Laguna 33

Development
- Designer: W. Shad Turner
- Location: United States
- Year: 1986
- Builder: Laguna Yachts
- Role: Cruiser
- Name: Laguna 33

Boat
- Displacement: 9,590 lb (4,350 kg)
- Draft: 4.00 ft (1.22 m)

Hull
- Type: monohull
- Construction: fiberglass
- LOA: 32.92 ft (10.03 m)
- LWL: 27.50 ft (8.38 m)
- Beam: 10.67 ft (3.25 m)
- Engine: Universal 23 hp (17 kW) diesel engine

Hull appendages
- Keel: fin keel
- Ballast: 3,050 lb (1,383 kg)
- Rudder: internally-mounted spade-type rudder

Rig
- Rig type: Bermuda rig
- I foretriangle height: 41.00 ft (12.50 m)
- J foretriangle base: 11.75 ft (3.58 m)
- P mainsail luff: 36.00 ft (10.97 m)
- E mainsail foot: 12.00 ft (3.66 m)

Sails
- Sailplan: masthead sloop
- Mainsail area: 216.00 sq ft (20.067 m^{2})
- Jib/genoa area: 240.88 sq ft (22.378 m^{2})
- Total sail area: 456.88 sq ft (42.446 m^{2})

= Laguna 33 =

Sailboat class

The Laguna 33 is an American trailerable sailboat that was designed by W. Shad Turner as a cruiser and first built in 1986.

The Laguna 33 is a development of the Laguna 30 with the addition of a reverse transom. It was later developed into the Classic 33 in 1995.

==Production==
The design was built by Laguna Yachts in the United States, starting in 1986, but the company went out of business the same year and it is now out of production.

==Design==
The Laguna 33 is a recreational keelboat, built predominantly of fiberglass, with wood trim. It has a masthead sloop rig, a raked stem, a reverse transom, an internally mounted spade-type rudder controlled by a wheel and a fixed fin keel. It displaces 9590 lb and carries 3050 lb of ballast.

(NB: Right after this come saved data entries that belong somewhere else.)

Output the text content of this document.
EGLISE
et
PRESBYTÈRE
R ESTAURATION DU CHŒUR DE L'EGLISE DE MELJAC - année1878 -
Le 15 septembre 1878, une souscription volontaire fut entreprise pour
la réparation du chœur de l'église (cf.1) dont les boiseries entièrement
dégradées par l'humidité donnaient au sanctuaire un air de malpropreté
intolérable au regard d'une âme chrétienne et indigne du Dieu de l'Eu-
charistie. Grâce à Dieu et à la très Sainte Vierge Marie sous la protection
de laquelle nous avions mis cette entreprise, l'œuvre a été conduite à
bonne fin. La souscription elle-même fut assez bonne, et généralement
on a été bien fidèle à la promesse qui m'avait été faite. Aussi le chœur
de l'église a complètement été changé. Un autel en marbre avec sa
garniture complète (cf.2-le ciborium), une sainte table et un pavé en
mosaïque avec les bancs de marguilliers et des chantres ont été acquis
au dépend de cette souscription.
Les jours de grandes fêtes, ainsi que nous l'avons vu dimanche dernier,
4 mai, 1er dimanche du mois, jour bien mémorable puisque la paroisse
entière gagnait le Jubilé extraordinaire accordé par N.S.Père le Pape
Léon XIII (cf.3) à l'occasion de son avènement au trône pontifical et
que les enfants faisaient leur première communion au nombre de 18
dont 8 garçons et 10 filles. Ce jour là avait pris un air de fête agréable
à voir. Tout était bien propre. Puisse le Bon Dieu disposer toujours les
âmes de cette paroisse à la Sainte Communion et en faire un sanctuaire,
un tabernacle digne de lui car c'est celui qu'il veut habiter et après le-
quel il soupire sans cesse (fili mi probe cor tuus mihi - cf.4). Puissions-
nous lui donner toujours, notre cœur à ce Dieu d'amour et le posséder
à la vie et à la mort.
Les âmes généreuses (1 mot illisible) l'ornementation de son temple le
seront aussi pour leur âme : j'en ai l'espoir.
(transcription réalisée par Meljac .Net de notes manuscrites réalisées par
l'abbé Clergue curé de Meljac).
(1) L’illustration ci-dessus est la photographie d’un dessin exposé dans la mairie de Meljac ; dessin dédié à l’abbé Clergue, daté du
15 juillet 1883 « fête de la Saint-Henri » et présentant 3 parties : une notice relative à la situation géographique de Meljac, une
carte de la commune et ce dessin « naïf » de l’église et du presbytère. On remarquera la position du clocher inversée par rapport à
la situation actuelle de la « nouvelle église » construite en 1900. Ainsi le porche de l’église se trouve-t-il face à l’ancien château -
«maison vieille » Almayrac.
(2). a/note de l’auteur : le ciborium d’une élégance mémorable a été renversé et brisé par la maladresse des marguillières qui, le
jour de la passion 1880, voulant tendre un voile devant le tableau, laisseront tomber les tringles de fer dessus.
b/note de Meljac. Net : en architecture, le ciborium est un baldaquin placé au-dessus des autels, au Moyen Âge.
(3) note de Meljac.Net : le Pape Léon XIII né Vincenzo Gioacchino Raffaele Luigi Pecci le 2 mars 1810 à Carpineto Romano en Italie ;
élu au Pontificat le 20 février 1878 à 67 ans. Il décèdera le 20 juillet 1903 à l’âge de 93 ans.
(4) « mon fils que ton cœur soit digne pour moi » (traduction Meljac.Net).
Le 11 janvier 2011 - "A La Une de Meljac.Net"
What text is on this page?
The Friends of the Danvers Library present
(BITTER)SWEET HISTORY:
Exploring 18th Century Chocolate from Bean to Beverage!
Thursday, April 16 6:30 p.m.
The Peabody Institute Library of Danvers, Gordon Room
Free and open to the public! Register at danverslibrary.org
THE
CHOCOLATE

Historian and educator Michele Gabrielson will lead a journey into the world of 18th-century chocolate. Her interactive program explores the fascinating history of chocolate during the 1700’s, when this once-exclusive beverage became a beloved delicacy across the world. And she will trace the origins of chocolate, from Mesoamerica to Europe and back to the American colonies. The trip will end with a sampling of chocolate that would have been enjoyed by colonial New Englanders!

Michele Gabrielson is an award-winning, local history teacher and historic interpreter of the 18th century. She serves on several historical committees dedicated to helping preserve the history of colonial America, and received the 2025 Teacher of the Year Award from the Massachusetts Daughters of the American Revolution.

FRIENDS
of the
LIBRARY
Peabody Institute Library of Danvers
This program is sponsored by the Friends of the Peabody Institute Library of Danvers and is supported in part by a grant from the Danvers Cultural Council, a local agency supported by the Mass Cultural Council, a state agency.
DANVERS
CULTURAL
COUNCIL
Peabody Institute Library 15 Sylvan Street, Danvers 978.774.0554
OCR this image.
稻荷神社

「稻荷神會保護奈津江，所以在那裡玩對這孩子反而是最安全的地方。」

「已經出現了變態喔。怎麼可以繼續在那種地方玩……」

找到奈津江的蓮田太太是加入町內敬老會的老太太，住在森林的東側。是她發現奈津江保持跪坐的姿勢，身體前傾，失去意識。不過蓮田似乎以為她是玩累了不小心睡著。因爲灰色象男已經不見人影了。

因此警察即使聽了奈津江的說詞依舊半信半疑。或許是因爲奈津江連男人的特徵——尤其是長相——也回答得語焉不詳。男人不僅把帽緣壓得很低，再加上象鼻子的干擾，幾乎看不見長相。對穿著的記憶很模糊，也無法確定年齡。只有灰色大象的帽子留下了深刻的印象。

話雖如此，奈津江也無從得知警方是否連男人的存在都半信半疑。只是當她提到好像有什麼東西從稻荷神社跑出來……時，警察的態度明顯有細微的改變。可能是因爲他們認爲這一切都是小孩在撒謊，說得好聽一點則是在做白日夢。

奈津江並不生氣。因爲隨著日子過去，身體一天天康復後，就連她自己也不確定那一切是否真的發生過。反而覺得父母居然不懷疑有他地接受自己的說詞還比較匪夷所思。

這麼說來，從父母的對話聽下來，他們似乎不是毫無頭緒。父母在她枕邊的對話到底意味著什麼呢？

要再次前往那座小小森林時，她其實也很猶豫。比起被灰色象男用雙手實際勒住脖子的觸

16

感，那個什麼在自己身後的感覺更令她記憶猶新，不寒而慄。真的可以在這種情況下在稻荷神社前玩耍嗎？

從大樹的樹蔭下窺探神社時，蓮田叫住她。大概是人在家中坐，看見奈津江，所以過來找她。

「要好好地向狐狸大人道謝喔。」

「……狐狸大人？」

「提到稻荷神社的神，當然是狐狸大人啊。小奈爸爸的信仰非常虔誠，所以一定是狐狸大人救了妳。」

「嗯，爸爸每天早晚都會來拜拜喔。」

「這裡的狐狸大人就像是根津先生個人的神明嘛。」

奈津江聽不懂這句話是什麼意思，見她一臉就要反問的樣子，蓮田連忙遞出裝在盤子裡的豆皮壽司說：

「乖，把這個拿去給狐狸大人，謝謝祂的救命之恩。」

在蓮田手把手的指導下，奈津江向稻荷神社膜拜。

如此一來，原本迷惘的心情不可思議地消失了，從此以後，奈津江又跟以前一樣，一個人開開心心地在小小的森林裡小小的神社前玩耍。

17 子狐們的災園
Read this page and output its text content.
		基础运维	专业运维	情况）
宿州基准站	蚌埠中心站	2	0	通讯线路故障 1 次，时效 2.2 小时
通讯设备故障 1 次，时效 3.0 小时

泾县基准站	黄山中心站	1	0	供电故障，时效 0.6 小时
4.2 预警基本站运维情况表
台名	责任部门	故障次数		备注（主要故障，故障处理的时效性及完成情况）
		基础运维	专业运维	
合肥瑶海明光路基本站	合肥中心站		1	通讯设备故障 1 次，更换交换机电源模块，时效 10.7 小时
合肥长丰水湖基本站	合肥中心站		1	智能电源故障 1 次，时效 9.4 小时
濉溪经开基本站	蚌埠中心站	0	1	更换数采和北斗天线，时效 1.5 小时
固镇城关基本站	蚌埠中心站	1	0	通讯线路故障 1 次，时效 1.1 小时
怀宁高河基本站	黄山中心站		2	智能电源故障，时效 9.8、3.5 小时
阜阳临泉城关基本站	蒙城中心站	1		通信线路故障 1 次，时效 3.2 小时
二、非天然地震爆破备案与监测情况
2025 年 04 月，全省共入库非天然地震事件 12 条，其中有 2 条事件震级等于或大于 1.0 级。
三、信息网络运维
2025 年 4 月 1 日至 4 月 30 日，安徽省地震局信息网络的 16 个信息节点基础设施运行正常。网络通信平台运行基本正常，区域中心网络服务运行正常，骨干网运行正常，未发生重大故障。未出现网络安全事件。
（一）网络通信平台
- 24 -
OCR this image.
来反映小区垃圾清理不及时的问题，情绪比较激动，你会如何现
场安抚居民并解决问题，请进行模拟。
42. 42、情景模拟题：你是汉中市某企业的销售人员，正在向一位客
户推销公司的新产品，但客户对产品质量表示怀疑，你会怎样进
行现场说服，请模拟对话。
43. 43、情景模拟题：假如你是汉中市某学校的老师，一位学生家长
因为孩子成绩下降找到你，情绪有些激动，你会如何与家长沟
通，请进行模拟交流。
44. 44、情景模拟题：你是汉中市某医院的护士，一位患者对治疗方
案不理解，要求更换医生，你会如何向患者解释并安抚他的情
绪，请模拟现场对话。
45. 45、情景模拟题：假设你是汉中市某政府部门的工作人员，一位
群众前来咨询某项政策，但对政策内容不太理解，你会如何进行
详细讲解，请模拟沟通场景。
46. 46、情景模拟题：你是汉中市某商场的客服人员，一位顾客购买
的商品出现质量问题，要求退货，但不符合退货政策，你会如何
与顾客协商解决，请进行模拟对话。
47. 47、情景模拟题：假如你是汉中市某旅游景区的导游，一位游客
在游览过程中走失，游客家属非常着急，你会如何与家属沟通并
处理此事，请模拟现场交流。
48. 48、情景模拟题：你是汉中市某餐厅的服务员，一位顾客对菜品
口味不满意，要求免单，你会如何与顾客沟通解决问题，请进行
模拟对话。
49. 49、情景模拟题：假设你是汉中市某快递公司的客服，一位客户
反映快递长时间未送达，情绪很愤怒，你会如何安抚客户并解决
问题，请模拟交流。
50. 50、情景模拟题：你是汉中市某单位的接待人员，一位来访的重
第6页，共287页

The boat has a draft of 4.00 ft with the standard keel.

The boat is fitted with a Universal diesel engine of 23 hp for docking and maneuvering.

The design has the interior lay-out as the Laguna 30, with sleeping accommodation for seven people, with a double "V"-berth in the bow cabin, an U-shaped settee around a drop-down dinette table and a straight settee in the main cabin, plus an aft cabin with a double berth on the starboard side. The galley is located on the port side at the companionway ladder. The galley is U-shaped and is equipped with a two-burner stove, an ice box and a double sink. A navigation station is opposite the galley, on the starboard side. The head is located just aft of the bow cabin on the port side. Cabin headroom is 75 in. The fresh water tank has a capacity of 40 u.s.gal.

The design has a hull speed of 7.03 kn.